L’instauration de ces systèmes d’alerte vise à offrir du soutien ciblé aux étudiantes et étudiants jugés à risque d’abandon, mais également à susciter des interactions positives entre les personnes qui étudient et différents membres du personnel qui les soutiennent à la suite des signalements.

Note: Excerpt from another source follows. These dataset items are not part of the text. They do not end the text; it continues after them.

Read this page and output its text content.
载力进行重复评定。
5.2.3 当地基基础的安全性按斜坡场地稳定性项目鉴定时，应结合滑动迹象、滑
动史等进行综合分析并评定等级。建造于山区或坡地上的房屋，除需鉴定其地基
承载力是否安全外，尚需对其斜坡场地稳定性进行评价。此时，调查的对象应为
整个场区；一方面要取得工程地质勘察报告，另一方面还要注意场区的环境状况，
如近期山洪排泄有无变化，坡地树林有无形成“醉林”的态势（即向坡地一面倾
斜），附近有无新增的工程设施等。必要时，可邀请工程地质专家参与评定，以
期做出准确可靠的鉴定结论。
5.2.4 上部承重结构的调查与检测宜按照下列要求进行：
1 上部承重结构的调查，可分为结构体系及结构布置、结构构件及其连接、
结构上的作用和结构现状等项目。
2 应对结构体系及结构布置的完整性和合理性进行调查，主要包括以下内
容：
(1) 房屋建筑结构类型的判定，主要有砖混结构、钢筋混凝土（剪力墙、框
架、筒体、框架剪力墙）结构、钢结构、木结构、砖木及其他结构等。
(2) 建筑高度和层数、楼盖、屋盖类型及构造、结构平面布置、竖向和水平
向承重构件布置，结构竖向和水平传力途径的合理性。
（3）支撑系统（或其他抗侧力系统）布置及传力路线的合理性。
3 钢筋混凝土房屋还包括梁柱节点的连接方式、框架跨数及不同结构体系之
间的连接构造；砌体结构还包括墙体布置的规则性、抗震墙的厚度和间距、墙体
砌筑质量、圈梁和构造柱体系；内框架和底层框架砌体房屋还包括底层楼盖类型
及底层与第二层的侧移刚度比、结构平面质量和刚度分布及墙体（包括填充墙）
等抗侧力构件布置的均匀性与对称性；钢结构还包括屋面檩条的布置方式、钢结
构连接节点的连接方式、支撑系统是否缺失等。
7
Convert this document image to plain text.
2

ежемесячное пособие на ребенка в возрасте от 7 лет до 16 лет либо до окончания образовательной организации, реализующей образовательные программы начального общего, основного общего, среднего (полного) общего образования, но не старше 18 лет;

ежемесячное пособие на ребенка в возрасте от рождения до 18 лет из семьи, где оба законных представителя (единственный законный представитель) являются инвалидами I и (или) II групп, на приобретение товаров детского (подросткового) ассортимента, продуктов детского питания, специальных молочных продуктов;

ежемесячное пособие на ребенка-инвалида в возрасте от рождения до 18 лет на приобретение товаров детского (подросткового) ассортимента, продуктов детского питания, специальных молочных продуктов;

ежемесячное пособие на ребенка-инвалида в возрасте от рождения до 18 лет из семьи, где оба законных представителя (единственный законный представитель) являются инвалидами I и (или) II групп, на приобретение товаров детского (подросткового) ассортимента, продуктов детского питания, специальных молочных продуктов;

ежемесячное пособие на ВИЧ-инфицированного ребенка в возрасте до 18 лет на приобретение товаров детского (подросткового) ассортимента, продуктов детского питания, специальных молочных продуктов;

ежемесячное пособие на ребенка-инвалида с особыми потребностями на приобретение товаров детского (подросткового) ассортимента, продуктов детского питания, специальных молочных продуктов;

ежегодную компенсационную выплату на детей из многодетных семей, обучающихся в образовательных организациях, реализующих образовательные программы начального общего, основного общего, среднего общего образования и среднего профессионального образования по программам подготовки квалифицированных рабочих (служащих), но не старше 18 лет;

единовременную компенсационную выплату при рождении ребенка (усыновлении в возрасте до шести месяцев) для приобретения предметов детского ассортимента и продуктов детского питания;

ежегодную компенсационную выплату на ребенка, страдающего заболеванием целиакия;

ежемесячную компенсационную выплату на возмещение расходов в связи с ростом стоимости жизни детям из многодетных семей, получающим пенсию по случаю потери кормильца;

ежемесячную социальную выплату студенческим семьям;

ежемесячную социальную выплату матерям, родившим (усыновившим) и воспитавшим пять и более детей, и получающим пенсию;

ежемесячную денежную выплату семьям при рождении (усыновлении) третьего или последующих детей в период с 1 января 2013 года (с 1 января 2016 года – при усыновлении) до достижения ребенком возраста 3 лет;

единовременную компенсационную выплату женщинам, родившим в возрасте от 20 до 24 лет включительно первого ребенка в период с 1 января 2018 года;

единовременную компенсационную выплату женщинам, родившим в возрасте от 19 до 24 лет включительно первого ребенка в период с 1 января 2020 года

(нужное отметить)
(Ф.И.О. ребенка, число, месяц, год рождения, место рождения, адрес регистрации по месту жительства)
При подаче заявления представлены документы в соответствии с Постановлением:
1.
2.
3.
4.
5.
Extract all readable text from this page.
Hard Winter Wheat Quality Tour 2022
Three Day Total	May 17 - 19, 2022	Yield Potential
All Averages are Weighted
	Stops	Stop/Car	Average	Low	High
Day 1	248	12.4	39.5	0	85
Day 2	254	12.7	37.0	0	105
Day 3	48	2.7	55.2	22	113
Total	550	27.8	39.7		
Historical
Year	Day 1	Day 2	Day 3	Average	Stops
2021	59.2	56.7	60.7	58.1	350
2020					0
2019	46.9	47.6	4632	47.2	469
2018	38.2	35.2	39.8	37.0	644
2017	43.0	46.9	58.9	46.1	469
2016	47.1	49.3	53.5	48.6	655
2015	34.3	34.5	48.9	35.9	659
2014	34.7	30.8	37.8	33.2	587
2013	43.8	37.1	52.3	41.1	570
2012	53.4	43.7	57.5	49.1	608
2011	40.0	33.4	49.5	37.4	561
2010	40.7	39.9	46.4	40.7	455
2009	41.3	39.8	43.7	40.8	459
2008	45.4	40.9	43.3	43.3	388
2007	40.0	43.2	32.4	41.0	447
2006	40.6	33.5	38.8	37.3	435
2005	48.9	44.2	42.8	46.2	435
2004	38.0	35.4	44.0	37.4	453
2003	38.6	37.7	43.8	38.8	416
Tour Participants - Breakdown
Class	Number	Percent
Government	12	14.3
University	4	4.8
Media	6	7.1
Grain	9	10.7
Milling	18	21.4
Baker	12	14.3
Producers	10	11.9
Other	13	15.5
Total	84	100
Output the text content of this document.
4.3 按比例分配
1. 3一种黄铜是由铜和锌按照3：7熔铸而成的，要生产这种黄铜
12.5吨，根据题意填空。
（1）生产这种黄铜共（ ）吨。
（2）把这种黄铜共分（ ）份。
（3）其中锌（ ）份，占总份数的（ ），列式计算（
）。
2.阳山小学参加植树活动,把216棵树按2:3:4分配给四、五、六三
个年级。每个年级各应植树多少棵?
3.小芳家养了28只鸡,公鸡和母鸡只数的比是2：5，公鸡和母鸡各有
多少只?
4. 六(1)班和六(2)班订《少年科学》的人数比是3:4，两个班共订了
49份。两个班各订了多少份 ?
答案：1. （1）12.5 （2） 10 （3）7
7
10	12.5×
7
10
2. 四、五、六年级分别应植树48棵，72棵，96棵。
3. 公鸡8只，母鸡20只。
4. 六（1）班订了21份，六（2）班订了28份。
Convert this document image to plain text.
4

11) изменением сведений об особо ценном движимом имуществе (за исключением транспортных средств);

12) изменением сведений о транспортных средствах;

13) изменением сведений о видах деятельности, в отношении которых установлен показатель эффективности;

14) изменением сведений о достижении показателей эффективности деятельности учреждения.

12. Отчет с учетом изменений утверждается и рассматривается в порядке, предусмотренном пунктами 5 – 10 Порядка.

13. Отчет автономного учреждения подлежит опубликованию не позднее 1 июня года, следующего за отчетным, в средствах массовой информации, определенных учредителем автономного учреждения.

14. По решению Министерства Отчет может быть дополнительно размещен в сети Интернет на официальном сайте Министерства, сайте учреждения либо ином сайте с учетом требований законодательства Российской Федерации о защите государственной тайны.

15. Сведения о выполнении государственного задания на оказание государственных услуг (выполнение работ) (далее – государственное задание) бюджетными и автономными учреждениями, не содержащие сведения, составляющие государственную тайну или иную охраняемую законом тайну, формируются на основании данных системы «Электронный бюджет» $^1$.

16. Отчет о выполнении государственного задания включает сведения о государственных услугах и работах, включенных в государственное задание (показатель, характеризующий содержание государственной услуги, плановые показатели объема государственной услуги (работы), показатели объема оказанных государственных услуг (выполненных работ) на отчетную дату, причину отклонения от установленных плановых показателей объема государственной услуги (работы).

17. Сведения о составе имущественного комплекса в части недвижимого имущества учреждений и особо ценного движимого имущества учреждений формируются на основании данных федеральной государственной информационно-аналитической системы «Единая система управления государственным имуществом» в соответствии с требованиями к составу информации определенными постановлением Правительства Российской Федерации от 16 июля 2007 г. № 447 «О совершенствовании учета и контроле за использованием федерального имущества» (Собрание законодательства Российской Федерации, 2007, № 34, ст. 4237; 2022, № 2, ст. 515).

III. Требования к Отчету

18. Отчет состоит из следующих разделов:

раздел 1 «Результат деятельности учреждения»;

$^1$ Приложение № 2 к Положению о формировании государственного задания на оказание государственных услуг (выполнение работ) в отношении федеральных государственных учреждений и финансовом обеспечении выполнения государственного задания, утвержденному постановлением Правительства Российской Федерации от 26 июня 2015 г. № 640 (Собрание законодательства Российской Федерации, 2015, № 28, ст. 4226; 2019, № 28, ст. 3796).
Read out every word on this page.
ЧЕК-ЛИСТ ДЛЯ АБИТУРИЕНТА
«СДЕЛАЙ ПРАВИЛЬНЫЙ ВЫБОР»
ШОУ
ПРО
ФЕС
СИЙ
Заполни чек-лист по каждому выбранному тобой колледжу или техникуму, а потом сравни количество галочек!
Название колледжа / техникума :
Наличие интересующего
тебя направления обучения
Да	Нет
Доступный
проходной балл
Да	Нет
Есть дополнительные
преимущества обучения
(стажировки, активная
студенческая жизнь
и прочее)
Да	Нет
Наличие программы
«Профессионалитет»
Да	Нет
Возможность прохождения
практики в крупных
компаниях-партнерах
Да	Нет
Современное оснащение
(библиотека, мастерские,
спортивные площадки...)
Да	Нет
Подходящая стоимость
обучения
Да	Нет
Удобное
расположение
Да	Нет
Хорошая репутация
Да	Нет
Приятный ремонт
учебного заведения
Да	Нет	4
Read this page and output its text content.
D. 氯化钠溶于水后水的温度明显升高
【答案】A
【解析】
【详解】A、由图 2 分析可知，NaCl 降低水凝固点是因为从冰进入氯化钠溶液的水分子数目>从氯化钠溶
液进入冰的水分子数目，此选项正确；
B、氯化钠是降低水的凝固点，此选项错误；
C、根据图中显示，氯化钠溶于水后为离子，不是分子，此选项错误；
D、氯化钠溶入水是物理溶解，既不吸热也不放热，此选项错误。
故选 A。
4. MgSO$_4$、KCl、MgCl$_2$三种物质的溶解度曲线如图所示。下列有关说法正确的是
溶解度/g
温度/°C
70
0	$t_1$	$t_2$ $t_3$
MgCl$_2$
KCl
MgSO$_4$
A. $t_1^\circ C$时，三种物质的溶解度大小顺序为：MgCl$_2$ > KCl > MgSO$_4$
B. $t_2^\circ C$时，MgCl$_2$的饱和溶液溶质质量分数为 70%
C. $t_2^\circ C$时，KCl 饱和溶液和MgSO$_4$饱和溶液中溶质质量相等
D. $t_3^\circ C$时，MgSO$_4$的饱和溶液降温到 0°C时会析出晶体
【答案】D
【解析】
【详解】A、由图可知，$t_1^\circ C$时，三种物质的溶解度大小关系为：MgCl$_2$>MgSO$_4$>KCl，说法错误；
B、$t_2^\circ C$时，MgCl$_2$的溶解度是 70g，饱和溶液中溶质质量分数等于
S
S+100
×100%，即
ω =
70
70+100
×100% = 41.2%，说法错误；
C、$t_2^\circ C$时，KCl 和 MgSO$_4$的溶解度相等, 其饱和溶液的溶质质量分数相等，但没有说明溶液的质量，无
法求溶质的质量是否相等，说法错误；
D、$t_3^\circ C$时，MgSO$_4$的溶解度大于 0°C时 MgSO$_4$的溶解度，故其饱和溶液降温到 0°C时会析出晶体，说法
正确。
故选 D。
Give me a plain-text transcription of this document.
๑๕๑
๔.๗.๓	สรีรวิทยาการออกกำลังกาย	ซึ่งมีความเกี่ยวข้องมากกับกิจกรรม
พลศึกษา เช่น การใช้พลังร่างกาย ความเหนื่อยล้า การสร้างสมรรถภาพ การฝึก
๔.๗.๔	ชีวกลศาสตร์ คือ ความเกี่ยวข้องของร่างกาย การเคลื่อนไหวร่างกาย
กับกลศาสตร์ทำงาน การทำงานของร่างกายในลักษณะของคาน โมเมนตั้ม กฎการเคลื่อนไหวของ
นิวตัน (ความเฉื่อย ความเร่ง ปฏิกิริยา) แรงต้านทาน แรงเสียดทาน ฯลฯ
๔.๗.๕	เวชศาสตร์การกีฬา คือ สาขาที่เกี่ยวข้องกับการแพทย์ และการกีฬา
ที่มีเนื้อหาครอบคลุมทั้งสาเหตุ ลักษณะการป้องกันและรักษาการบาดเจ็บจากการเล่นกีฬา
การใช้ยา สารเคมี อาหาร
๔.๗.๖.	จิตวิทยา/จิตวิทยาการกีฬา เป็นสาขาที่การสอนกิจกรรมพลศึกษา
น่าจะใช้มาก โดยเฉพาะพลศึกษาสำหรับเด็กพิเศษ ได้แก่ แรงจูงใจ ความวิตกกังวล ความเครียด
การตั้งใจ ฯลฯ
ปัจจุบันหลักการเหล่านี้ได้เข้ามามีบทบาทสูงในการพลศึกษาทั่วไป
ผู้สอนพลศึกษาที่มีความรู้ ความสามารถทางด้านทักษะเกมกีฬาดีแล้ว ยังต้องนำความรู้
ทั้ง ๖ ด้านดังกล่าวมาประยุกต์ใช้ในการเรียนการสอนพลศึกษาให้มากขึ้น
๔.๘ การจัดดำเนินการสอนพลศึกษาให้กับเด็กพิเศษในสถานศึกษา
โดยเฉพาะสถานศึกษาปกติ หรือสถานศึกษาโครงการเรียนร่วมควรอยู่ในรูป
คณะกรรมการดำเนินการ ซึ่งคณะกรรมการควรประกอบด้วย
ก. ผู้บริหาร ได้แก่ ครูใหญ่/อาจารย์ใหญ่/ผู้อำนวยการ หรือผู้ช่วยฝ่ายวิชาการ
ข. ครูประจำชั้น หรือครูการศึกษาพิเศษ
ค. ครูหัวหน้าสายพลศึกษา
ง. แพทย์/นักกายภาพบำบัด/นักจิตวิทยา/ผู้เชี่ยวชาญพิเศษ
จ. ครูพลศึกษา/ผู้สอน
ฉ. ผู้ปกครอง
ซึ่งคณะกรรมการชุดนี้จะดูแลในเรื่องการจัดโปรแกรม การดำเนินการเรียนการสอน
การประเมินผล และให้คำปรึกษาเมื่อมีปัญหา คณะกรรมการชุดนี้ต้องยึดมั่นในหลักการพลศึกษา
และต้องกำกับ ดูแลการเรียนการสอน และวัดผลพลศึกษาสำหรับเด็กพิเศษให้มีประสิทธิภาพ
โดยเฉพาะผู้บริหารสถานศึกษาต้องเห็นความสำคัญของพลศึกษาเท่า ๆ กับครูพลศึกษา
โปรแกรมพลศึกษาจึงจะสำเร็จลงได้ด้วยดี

L’équipe de recherche mobilise différents modèles théoriques pour justifier la pertinence des systèmes d’alerte :

  • le modèle de Tinto (1993) qui souligne le rôle critique des interactions formelles et informelles avec le personnel enseignant et professionnel.
  • les travaux de Hoffman (2014) qui mettent l’accent sur l’importance des interactions positives entre le personnes étudiantes et enseignantes, tant pour améliorer les résultats scolaires que pour favoriser l’intégration académique.
  • Le concept de « momentum académique » (Attewell, Heil, et Reisel, 2012 ; Martin et al., 2013 ; Wang, 2017) qui repose sur l’idée que des facteurs internes (ex. motivation, compétences étudiantes) et externes (ex. soutien institutionnel ou familial) présents au début du parcours d’études peuvent en renforcer, en ralentir ou en détourner la progression.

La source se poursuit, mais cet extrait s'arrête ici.